The token sale for Civil, the ConsenSys-backed company putting journalism on the blockchain, has brought in $1.34 million toward its $8 million minimum, according to a transparency report released today by the company.
The sale won't be finalized unless it reaches its "soft cap" of $8 million by October 15. The company has also designated a funding cap of $24 million.
In the report, Civil founder Matthew Iles said that the startup would push toward reaching the $8 million cap in spite of the progress thus far.
"The numbers will show clearly enough that we are not where we wanted to be at this point in the sale when we started out," he wrote. "But one thing we want to say at the top is that until the clock strikes midnight on Monday, we are still working nonstop on the goal of making our soft cap of $8 million."
He later wrote:
The company added that "The Civil Media Company did not and does not need the proceeds from this sale in order to continue operations."
What the data says
According to the report, 681 individuals from 61 countries had finished purchasing tokens during the sale, accounting for a total of $1,344,721.59 as of 9 a.m. ET Thursday.

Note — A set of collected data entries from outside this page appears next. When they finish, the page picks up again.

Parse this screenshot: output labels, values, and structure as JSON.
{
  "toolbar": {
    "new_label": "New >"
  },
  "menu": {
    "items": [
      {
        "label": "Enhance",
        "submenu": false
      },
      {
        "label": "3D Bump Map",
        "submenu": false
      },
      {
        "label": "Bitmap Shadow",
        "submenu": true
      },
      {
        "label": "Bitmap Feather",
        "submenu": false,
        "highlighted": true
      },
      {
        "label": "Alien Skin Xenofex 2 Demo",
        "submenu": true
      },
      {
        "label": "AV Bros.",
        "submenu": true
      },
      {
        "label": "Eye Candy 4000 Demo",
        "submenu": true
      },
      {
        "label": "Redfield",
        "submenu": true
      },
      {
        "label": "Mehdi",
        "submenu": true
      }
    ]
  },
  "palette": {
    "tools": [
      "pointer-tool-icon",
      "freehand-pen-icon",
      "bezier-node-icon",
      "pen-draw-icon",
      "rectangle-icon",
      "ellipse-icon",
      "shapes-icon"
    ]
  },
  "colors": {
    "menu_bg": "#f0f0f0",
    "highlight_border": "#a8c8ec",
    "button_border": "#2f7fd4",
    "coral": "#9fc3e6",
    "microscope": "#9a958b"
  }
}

The majority of those buyers – 487 contributors – purchased less than $100 in tokens, with 250 people falling in the $100-$500 range. Just one buyer completed a purchase in excess of $10,000.
"Another 1,671 individuals have committed another $798,503.71, but are either stuck somewhere in the process or simply haven't decided to fulfill their commitment yet," Civil added, noting that, all told, pledged contributions amounted to roughly $2.1 million.
ConsenSys "purchased $1.1 [million] in CVL tokens during two separate transactions in September – representing 82 [percent] of the completed purchase total," according to the report.
The slow fundraising progress is a far cry from 2017, when other publishing projects, such as Brave's basic attention token (BAT) raised $35 million in less than a minute.
"We actually believe in shipping product before asking customers to pay for something," Civil CEO Matthew Iles told CoinDesk in an interview in September. "Looking at what happened last summer, a lot of people asked us why we didn't get the cash while we can."